INDEPENDENT NEWS

Lee Speech: Dawn Service, ANZAC Cove, Gallipoli

Published: Thu 25 Apr 2002 08:20 PM
25 April 2002 Speech
Speech At Dawn Service, ANZAC Cove, Gallipoli
Hon Sandra Lee, leader of the ANZAC Day official NZ delegation at Gallipoli
Nga mate haere, haere, haere
Tatou te hunga ora tena koutou, tena koutou, tena koutou katoa.
To the dead, farewell, farewell, farewell
To us, the living, greetings, greetings, greetings to us all
There is a time and a place that are forever part of what it means to be a New Zealander.
The place is ANZAC Cove, here on the Gallipoli peninsula. The time is Sunday 25 April 1915.
The young New Zealand soldiers who landed here 87 years ago came ashore late in the morning, into a scene of carnage.
The Australians who had landed at dawn had already taken heavy casualties.
There was confusion everywhere, men separated from their units, officers separated from their men.
A Canterbury soldier saw what he described as “upturned boats, gear of all description, and dead men littering the beach....the noise…one continuous roar of rifle and shellfire mingled with the cries of the wounded and the dying.”
The ambitious military plans had failed.
In small groups the New Zealanders pressed on, through the scrub and the gullies, up the steep cliffs above us, to support the Australians who were already engaged in fierce combat on the Sari Bair heights.
Most of the 600 New Zealand casualties on 25 April came in the bitter fighting for the hill known as Baby 700. It was, to quote one observer: “…a soldier’s battle.
"The ground made it difficult for commanders to control their men.
"It was impossible to see anything ahead without standing, and to stand was to fall victim to Turkish sniper or shrapnel fire.
"All the New Zealand commanders forward on Baby 700 that day were killed or wounded.”
In the end, this forward position was lost, and the ANZACs were driven into a defensive perimeter.
This is where the ANZAC tradition began, on that first day of the Gallipoli ordeal.
It came down to the way ordinary New Zealanders and Australians stood by their mates in the face of danger.
Throughout the long day, and throughout the bloody campaign that lay ahead, Australians and New Zealanders fought side-by-side, shoulder-to-shoulder.
Much has changed in 87 years. The enthusiasm with which young New Zealanders went off into the so-called adventure of war is thankfully a thing of the past.
We have learned from Gallipoli, and many times since then, that war is a cruel and heartbreaking experience.

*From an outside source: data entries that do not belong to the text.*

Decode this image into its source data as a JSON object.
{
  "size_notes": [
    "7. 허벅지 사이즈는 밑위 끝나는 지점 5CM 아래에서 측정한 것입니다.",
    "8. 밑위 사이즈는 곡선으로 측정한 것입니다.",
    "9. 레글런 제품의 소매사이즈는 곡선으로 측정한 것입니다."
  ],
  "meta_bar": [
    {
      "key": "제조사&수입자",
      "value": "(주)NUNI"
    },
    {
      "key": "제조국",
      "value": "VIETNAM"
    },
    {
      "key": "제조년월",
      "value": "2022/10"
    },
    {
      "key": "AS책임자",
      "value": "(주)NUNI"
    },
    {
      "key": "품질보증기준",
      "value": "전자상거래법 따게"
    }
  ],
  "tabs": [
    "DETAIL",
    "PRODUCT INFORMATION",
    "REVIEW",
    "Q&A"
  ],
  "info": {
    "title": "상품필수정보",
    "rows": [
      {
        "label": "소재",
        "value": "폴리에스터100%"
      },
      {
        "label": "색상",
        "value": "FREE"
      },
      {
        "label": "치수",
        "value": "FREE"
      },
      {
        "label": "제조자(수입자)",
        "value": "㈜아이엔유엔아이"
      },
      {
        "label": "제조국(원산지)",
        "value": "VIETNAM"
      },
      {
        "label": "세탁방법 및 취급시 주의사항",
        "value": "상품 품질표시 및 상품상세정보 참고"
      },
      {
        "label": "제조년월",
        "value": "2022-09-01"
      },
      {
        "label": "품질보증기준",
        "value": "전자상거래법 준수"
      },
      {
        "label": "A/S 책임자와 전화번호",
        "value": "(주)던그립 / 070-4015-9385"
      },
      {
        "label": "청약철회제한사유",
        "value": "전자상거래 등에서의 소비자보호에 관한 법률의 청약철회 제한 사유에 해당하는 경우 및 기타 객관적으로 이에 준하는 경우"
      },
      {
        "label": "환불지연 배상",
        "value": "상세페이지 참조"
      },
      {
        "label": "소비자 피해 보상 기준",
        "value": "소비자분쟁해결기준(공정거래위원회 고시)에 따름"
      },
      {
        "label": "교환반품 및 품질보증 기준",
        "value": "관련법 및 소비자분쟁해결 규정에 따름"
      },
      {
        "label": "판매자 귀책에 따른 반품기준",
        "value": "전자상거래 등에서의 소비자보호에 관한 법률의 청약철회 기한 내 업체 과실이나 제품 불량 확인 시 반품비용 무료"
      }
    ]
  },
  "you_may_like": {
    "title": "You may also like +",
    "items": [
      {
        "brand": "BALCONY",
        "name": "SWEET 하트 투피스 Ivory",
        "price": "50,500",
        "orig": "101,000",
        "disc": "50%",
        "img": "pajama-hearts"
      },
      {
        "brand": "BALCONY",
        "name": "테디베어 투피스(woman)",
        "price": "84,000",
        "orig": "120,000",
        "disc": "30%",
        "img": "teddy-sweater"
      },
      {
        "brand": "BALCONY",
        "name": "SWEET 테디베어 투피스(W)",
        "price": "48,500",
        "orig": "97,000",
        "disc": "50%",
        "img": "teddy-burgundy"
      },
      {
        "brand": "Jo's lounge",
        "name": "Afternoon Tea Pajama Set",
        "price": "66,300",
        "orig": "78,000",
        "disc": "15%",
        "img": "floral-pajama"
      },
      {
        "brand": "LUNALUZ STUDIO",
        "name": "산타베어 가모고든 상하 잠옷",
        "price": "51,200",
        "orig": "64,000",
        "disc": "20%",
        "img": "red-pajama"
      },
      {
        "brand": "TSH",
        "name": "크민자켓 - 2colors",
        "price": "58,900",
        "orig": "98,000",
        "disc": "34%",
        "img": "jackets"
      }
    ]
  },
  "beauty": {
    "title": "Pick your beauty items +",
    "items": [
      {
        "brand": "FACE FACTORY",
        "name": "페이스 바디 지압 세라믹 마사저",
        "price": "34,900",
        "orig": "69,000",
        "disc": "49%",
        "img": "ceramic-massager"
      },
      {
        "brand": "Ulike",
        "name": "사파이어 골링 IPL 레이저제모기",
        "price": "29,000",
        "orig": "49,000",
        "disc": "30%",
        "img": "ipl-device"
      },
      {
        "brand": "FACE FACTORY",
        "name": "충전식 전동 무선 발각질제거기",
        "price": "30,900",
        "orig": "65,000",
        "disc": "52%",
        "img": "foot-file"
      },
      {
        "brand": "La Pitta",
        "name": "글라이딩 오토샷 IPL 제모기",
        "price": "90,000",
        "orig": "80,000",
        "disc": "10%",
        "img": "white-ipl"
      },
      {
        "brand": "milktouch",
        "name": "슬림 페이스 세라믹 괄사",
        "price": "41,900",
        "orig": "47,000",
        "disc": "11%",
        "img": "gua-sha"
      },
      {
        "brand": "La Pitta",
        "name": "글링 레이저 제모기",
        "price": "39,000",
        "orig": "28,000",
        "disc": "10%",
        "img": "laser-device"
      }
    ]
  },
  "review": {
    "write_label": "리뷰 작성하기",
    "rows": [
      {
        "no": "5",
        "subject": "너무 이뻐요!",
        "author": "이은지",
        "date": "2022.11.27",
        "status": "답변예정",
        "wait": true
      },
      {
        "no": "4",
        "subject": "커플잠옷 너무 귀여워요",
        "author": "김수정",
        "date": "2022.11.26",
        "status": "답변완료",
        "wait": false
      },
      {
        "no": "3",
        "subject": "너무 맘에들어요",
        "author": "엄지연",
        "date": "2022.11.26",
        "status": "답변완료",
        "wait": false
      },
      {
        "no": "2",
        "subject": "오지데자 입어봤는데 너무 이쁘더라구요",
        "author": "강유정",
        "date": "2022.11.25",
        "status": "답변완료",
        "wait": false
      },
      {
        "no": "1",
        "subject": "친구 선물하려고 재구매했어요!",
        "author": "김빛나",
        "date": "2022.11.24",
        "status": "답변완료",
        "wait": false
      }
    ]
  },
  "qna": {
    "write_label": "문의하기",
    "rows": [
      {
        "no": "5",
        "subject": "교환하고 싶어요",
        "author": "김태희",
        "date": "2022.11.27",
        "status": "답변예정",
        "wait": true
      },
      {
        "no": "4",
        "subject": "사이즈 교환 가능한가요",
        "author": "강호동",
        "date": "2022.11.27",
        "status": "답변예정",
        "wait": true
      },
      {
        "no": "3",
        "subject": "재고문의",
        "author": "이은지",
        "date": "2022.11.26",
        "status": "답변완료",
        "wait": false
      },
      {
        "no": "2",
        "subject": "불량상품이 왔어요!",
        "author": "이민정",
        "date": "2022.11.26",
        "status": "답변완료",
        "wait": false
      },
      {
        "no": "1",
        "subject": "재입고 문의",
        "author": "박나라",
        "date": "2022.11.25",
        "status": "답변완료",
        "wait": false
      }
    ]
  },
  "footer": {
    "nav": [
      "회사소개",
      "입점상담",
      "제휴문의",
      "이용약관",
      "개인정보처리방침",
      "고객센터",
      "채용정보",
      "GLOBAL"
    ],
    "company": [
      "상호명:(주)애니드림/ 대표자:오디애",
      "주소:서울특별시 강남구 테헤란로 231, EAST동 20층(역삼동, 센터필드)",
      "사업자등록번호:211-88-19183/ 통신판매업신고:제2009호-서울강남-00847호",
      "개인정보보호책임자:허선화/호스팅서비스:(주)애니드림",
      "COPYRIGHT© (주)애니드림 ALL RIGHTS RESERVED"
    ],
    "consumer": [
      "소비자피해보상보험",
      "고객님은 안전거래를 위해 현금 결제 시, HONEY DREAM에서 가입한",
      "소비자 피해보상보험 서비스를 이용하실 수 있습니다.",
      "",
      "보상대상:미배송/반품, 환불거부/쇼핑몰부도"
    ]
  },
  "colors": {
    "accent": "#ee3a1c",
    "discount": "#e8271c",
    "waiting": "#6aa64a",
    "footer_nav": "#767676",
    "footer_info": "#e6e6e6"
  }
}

Of the 8,566 New Zealanders who fought in the Gallipoli campaign, 2,515 were killed in action, while another 206 died of disease and other causes, and 4,752 were wounded.
Almost every family in New Zealand was affected by this tragedy.
Today, the spirit of ANZAC is not of war but of peace.
We are gathered here on a site that has been set aside by the Turkish government as a Peace Park, a perpetual monument to the way former enemies have since become firm friends.
It was Mustapha Kemal Ataturk, the heroic leader of the Turkish defences at Gallipoli, and later the first President of the Turkish Republic, who best expressed this ideal, in words of compassion and reconciliation that speak to us across the years.
Today we remember the bravery of all the soldiers who fought here: from New Zealand and Australia, from other parts of what was then the British Empire, and from France; as we also remember the Turkish soldiers who bravely defended their homeland.
As Ataturk so movingly said, there is no difference between the Johnnies and the Mehmets who now lie here together.
Out of so many individual experiences, let me just read the words of a soldier in the Auckland Infantry Battalion, a schoolteacher in civilian life, who in later years summed up the tragedy of this futile campaign:
“Yes, I still think of Gallipoli.
"You may well ask if any war is worth it.
"You may well ask those lines of white crosses under which are buried the finest young fellows New Zealand could produce: Was it worth it?
"Was it worth your lives? No; No, it was not.”
We stand in deepest respect here at Gallipoli, at the dawning of a new day. But it is not just another day. A few hours ago the same dawn broke in New Zealand,
and people all over our country also stood, in silence, at services of remembrance, wearing their commemorative red poppies.
They stood, as we stand, to remember the loss of so many lives, at Gallipoli, and in all the wars and conflicts that have followed. I am honoured to wear a commemorative red poppy given to me by the Royal New Zealand Returned Services Association, to help mark this solemn occasion.
We will not forget those who have laid down their lives.
It is our legacy and our responsibility, as today’s New Zealanders, today's Australians, today's Turks, today's citizens of the world, to ensure that the sacrifice of all those who have gone before us was not in vain.
No reira, tena koutou, tena koutou, tena koutou katoa.